3 things to consider when planning your garden

Starting a new garden can be exciting, but before you dig in you'll need to properly plan your space for best results. Here are three things to keep in mind when planning your garden.

3 things to consider when planning your garden

1. Hard landscaping basics

  • The first thing to consider and plan is what is known as hard landscaping, specifically the paths and walkways you will need to get around the garden
  • What parts of the garden you will need to access depends on the layout of the property, but, while winding paths look good on paper, in practice people move in straight lines — look at the lawns on almost any high school - the students take the direct route, no matter where the walkways go
  • The main entrance should be wide enough for two people to walk side by side. Unless the soil is very well drained, it might pay to have this professionally installed so that it does not become uneven in time and cause someone to trip
  • Think also about moving soil and compost around the garden - a wheelbarrow needs only a narrow path, but a two-wheeled cart needs a much wider one
  • If you are planning to add a swimming pool at some later date, remember to leave access for the machinery that will be needed to dig the hole or transport an above-ground one.
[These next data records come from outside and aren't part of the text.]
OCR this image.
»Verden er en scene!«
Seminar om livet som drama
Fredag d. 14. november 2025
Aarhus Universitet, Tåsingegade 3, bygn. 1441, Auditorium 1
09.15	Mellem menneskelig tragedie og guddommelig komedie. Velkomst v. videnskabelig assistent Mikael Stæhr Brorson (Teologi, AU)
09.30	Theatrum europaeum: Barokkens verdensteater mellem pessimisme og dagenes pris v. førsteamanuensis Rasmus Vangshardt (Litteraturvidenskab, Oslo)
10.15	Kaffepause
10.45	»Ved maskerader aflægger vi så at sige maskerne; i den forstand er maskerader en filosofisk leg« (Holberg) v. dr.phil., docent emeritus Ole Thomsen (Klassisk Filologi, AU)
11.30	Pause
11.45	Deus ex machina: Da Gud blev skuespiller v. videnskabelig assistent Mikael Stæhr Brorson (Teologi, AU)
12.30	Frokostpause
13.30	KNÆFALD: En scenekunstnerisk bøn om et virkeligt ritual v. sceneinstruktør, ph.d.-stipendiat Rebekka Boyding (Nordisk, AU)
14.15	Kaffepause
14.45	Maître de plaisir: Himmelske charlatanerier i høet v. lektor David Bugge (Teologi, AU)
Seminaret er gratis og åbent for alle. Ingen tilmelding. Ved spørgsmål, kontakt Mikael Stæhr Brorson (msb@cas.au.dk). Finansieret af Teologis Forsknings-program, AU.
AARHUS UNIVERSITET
This includes a gate or door that allows entry into the garden and enough space to maneuver through it

2. The importance of prioritization

  • Sketch the locations of the hard landscaping onto the rough plan and then make a list of features you want to have
  • Prioritize these and then try to fit them into the open spaces
  • It is rather like doing a jigsaw and some will have to be left out, but you should end up with a design that, in time, will give you a very attractive and useful garden

3. Should you go the high-tech route?

  • Another route is to buy one of the many garden design software programs
  • These vary considerably in price and complexity, but can provide many good ideas and help to ease the design process; although, the more complex ones can have a steep learning curve
  • They generally require you to enter a postal code and then the program displays a list of plants suitable for your area. (In the unlikely event that American software is all that is available, Canadians should simply enter the United States zip code of an area with a similar climate)
  • The number of plants available increases with the price of the software and some allow you to add more plants
  • Some will allow you to peek into the future and can generate a picture of what various aspects of the garden will look like in five, 10, or 20 years' time, as the plants grow
  • The more expensive programs allow you to zoom in to a specific part of the garden and enlarge it to plan an individual area, such as a perennial bed, in greater detail
  • When the planning is finished, the program will print out a list of the plants needed that you can take to the garden centre and, if applicable, a list of the construction material needed to install the hard landscaping

Starting a garden from scratch allows you to customize your outdoor space to best suit your tastes and needs. Keep these three basic factors in mind, and you'll get your garden off to a good start.